TODAY marks the 500th appearance of this weekly column, more than a decade of analyzing what's right and wrong with the Chesapeake Bay.
This columnist still "awakens every morning, torn between a desire to change the world, or just to enjoy it," as essayist E.B. White wrote of himself.
That will be the case if the column lives to be 1,000. Much remains of this bay that is fishable, swimmable and beautiful.
Last week I paddled in perfect solitude past colonies of pelicans and terns and skimmers, hooked a fat rockfish from the marsh edge for dinner around sunset, and scored two soft shell crabs from a local waterman to go with it.
Who would want to change that?
Meanwhile, our lack of gumption to change the bay's overall polluted condition is becoming downright scary. Scary because it's close to becoming the norm. It's all anyone who was born here or moved here in the last few decades has known.
I never had illusions that the massive, multistate-federal Chesapeake restoration effort, begun in 1983, would succeed quickly or easily. But I did not think that, 20 years later, we would see water quality only marginally better, prospects of restoring it tenuous at best and the restoration effort virtually rudderless for the first time in its history.
That's not a judgment I come to easily. I am mindful that in the very first of these 500 weeks' worth of columns, I promised, "While this column will be about environmental problems, it must also be about hope."
But this summer, 20 years after the bay restoration effort was launched, I completed a substantial update of Turning the Tide (Island Press, 1991), a book done with the Abell Foundation and the Chesapeake Bay Foundation to assess progress in improving the bay's health.
It was no surprise to find progress had lagged. More worrisome was finding little reason to predict better during the next decade or so. Of the major pollution sources to the bay - sewage, dirty air, farm runoff and urban storm water - only the first can be called likely to improve significantly - and there's no guarantee of that.
Outrageous? Yes. Hopeless? It needn't be.
We know how much pollution to cut in order to return the bay to levels of water quality not seen since the 1950s.
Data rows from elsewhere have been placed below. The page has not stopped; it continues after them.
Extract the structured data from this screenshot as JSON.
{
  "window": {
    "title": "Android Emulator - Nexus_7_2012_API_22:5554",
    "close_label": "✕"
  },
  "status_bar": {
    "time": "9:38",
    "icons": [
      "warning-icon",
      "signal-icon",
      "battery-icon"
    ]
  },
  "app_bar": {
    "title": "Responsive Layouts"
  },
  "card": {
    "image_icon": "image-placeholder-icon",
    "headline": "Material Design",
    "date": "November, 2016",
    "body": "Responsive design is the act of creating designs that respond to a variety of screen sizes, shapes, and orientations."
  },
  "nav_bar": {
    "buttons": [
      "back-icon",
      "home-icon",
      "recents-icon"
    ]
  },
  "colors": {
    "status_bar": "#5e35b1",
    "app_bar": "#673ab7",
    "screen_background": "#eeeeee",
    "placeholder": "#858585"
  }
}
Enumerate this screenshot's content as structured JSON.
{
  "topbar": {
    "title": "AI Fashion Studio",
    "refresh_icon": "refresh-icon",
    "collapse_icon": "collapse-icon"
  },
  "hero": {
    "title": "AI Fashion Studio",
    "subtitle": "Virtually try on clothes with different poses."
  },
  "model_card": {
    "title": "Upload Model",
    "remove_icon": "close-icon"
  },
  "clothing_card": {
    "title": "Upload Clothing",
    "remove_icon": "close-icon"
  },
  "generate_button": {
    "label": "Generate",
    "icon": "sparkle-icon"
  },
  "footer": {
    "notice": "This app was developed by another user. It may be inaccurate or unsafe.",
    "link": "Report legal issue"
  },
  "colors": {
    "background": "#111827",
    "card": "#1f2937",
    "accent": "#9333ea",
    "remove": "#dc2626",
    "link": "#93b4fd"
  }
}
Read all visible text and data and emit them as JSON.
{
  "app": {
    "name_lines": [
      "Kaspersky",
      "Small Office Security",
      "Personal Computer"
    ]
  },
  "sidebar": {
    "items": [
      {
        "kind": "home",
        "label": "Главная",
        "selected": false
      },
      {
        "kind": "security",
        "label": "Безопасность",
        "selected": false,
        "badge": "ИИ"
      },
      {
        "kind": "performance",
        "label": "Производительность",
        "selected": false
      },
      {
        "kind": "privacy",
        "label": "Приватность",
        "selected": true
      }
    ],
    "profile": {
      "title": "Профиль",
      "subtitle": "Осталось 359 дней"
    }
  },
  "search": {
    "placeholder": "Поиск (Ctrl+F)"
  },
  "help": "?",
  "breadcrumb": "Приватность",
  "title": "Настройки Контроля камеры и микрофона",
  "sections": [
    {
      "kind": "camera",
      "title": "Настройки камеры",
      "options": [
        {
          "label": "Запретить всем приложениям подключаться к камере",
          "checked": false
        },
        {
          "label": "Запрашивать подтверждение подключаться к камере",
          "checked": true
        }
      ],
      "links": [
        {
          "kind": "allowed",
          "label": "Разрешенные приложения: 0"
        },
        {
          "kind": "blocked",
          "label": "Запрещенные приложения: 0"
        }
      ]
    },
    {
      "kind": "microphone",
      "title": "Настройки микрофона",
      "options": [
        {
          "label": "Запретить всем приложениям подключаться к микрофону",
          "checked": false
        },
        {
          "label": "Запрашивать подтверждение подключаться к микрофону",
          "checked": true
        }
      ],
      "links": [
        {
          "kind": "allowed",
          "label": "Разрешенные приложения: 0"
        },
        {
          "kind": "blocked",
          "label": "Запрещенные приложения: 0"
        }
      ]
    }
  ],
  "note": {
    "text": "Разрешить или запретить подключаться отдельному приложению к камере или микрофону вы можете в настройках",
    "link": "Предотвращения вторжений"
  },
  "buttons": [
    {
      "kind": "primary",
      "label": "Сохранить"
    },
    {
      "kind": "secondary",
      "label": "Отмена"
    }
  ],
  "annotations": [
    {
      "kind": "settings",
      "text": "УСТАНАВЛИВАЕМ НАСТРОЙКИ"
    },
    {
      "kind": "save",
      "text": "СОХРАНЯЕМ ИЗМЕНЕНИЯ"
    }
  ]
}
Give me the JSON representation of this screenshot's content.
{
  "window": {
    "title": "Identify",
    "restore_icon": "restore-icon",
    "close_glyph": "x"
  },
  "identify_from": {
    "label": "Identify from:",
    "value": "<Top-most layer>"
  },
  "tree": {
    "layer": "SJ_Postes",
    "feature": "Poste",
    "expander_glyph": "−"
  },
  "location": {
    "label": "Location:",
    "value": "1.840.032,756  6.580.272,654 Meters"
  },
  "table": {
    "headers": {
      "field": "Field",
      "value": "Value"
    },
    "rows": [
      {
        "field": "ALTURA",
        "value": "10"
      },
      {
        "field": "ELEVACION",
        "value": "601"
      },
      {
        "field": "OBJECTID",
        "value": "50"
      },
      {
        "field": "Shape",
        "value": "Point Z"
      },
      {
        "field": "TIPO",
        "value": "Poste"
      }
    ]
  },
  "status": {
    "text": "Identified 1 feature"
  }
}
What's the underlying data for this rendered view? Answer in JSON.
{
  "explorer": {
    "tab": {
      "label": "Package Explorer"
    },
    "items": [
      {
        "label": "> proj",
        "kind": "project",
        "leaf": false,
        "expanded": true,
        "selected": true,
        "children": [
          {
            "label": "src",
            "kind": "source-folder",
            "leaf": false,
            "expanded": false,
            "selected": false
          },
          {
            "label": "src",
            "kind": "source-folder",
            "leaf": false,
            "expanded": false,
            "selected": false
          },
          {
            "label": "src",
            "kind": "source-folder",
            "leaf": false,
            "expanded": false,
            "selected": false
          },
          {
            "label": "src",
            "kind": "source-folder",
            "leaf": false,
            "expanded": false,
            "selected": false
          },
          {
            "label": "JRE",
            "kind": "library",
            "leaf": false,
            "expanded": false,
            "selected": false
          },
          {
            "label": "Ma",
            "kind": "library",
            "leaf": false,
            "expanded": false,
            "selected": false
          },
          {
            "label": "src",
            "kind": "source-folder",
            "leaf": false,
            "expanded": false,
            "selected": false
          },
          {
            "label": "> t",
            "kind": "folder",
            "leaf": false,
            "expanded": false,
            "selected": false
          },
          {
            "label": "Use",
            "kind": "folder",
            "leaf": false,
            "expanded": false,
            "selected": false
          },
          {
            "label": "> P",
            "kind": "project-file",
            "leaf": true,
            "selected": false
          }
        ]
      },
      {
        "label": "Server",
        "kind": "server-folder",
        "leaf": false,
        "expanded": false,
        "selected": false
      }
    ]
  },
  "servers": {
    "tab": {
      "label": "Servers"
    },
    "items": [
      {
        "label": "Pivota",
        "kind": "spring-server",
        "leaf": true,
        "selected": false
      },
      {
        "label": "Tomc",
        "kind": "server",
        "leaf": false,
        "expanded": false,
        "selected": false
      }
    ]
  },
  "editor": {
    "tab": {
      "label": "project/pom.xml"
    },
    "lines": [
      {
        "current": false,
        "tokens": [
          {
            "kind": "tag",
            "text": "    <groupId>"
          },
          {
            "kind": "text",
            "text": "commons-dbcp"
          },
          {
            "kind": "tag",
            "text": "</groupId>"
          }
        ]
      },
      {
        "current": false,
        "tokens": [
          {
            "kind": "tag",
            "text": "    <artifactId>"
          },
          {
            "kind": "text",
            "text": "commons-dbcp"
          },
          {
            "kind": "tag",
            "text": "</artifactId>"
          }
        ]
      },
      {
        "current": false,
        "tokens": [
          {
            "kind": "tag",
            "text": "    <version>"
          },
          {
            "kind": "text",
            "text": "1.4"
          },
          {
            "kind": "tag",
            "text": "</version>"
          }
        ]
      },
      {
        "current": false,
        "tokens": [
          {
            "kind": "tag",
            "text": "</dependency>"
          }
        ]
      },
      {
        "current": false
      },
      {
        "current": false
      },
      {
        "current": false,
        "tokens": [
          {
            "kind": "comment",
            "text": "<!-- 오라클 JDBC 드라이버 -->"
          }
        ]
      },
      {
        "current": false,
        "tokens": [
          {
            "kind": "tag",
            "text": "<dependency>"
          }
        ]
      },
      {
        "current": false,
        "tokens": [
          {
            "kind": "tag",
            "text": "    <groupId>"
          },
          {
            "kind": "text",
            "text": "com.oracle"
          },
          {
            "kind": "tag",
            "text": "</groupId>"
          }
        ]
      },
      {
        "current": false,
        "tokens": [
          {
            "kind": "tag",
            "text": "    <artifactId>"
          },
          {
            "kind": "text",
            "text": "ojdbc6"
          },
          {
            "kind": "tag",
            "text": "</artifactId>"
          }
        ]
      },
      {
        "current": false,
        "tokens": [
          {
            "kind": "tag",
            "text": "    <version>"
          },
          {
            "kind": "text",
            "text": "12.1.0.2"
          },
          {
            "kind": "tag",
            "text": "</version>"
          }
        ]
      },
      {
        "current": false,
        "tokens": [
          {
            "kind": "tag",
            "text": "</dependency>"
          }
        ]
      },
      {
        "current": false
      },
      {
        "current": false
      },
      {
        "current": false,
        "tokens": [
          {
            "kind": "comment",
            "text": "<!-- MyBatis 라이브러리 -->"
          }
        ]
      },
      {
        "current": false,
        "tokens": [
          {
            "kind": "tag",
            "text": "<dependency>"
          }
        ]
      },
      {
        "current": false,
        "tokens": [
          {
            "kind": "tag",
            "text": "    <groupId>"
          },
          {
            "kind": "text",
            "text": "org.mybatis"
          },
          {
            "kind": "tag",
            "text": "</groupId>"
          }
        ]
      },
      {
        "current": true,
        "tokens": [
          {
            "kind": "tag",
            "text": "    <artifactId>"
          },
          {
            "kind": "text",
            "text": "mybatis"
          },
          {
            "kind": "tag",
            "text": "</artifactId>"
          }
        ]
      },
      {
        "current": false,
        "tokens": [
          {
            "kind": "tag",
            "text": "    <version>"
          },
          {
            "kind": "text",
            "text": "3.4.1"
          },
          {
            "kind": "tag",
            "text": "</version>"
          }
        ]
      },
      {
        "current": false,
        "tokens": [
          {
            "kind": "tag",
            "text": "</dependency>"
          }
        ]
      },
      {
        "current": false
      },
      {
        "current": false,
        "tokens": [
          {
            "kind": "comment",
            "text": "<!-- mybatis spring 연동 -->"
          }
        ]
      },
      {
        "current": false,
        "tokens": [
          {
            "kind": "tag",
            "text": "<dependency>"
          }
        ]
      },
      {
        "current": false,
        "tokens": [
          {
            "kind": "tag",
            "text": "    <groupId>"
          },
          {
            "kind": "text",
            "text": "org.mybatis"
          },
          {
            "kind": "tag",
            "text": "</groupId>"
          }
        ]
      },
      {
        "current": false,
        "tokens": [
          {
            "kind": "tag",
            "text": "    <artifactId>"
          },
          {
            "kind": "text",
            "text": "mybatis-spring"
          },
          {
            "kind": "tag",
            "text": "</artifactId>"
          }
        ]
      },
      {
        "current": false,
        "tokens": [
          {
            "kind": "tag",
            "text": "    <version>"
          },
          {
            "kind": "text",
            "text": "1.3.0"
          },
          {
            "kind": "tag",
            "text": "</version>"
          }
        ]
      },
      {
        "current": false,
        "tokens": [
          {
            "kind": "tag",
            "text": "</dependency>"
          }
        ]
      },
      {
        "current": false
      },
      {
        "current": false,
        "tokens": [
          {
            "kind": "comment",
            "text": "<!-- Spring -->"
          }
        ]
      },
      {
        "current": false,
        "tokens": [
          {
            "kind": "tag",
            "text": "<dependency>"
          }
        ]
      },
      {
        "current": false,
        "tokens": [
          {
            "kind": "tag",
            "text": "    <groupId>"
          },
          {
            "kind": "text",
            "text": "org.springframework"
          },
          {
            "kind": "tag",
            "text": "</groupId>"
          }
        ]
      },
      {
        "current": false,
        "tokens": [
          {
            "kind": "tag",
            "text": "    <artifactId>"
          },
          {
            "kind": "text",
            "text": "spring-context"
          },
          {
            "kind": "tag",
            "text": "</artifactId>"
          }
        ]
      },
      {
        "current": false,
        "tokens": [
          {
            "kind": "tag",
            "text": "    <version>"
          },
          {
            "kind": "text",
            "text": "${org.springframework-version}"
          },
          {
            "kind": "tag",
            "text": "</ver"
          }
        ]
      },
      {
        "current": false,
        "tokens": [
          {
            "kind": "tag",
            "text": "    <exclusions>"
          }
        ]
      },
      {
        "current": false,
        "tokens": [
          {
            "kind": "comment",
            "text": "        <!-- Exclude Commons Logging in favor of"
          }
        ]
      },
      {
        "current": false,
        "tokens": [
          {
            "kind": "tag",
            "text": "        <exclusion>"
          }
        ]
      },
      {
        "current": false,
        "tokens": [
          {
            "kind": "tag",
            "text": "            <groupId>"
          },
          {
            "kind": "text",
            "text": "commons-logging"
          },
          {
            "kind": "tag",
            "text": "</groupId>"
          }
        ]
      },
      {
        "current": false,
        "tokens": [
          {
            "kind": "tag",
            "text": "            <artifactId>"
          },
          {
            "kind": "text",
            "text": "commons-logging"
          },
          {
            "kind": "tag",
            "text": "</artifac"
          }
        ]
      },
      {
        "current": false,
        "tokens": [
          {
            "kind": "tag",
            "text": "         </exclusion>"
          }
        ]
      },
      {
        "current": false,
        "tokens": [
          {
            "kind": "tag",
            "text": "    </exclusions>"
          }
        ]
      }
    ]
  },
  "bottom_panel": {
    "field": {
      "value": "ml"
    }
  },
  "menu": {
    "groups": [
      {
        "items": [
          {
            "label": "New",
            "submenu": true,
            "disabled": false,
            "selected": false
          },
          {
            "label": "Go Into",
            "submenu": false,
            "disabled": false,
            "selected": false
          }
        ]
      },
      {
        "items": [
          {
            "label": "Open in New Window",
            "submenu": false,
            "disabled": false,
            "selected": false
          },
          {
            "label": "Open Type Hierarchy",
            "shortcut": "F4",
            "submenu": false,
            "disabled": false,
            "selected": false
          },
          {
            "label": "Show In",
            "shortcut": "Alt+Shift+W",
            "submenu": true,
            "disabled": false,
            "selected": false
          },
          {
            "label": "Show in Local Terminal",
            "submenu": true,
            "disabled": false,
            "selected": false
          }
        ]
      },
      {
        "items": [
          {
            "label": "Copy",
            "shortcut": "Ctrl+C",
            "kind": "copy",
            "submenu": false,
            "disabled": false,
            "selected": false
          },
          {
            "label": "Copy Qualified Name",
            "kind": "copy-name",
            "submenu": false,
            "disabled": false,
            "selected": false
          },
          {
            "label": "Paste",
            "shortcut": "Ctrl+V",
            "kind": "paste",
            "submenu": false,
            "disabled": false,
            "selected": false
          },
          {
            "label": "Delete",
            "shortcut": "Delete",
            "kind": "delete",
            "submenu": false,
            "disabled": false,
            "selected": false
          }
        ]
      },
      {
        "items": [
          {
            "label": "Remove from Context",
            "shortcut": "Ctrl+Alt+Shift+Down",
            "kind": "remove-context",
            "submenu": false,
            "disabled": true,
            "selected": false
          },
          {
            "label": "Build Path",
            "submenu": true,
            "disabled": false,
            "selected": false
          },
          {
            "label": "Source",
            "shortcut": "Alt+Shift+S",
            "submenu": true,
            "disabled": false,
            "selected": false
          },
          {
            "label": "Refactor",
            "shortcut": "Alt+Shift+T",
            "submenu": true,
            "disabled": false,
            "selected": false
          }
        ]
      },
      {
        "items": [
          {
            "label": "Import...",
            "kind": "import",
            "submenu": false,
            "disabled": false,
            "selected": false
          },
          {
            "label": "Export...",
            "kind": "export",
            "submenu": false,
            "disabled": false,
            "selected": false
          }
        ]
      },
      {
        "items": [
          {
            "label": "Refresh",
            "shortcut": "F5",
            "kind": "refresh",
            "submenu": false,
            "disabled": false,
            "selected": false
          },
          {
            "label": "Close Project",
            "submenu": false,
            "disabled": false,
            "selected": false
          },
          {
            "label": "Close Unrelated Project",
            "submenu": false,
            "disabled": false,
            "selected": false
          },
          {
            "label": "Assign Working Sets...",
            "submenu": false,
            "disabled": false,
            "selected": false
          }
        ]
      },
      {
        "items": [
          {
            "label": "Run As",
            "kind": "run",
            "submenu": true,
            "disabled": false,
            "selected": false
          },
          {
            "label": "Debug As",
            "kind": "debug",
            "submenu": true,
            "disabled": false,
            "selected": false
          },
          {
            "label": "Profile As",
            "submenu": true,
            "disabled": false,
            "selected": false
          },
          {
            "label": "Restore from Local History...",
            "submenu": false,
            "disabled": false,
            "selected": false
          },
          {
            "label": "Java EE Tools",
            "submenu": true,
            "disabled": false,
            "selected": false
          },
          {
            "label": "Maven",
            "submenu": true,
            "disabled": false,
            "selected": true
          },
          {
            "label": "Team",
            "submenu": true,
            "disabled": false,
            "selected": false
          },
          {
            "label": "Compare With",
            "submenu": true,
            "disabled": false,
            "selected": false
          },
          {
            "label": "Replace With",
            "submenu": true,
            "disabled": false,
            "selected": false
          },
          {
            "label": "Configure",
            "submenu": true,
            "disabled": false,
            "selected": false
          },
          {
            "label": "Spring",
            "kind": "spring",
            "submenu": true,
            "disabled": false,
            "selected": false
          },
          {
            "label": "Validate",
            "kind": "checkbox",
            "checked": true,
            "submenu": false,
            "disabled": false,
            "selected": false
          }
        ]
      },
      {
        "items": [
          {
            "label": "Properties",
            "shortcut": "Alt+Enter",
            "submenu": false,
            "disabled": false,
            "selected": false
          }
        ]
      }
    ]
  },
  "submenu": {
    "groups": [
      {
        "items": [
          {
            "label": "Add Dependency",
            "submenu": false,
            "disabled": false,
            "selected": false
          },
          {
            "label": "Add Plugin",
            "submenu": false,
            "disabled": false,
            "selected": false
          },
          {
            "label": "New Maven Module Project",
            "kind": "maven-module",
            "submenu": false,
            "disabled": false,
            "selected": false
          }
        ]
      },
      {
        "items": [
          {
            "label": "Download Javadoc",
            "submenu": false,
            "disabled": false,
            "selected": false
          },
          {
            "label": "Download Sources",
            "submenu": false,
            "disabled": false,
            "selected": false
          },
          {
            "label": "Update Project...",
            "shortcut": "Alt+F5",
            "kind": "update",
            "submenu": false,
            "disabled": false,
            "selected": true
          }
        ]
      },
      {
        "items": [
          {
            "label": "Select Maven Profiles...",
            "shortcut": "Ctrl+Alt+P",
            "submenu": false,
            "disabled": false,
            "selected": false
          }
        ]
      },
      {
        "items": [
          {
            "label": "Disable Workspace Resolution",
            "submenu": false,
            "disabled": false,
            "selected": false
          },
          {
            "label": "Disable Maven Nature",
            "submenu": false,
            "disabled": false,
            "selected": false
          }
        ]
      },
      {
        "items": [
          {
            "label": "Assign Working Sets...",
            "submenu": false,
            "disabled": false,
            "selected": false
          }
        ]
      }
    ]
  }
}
We have the technologies to do it, and 16 million citizens, along with the federal government, can afford the $13 billion or so that would be needed over the next decade.
But who will make it happen?
Not the current governors of Virginia, Maryland and Pennsylvania, the three major states of the Chesapeake watershed. All of these men, I believe, take protecting the environment seriously, but none has shown interest in making a huge, troubled ecosystem like the bay the high priority it must be to achieve real restoration.
And not the Environmental Protection Agency, the main federal sponsor of the restoration effort. It is the creature of an administration whose leadership, including both houses of Congress, is as hostile to environmental progress as any we've seen.
I might add that our president and all three governors, last time I checked, were popular with a majority of voters.
No law of physics says things can't change, but our most likely version of "progress" on the bay will be holding the line against further degradation as a million more people move into the watershed every decade.
Actually restoring water quality to pre-1970s levels would mean reducing pollution more than twice as much in the next decade as we did in the past couple of decades.
There's plenty of discussion going on among environmental groups and concerned legislators as to how to jumpstart progress in the leadership vacuum that exists. There's talk of a baywide Legal Defense Fund, modeled after national efforts that have made huge environmental gains by suing to enforce clean air and water laws.
There are those who argue that the federal Clean Water Act could be used to force sewage treatment upgrades, for example, if voluntary moves continue to languish. There are possible alliances between bay cleanup groups and those more concerned with public health, sprawl and traffic congestion, and urban problems.
The last decade or so has seen a blossoming of small watershed and "riverkeeper" groups, oriented around a single stream or river. These could coalesce as a force to elect more responsive political leaders.
There's a move afoot to develop the theme of "bay as investment," to document the monetary returns on each dollar invested in a healthier ecosystem.
There's not enough talk about more serious "changing the world":
Stabilizing population growth before sheer numbers overwhelm our ability to reduce our environmental impacts.
Inventing industrial and agricultural systems that restore, rather than degrade environmental quality, shifting to doing good, rather than striving to be less bad.
Adopting economic models that account for nature, instead of assigning a plus to the Gross Domestic Product whenever a marsh is filled for a shopping center.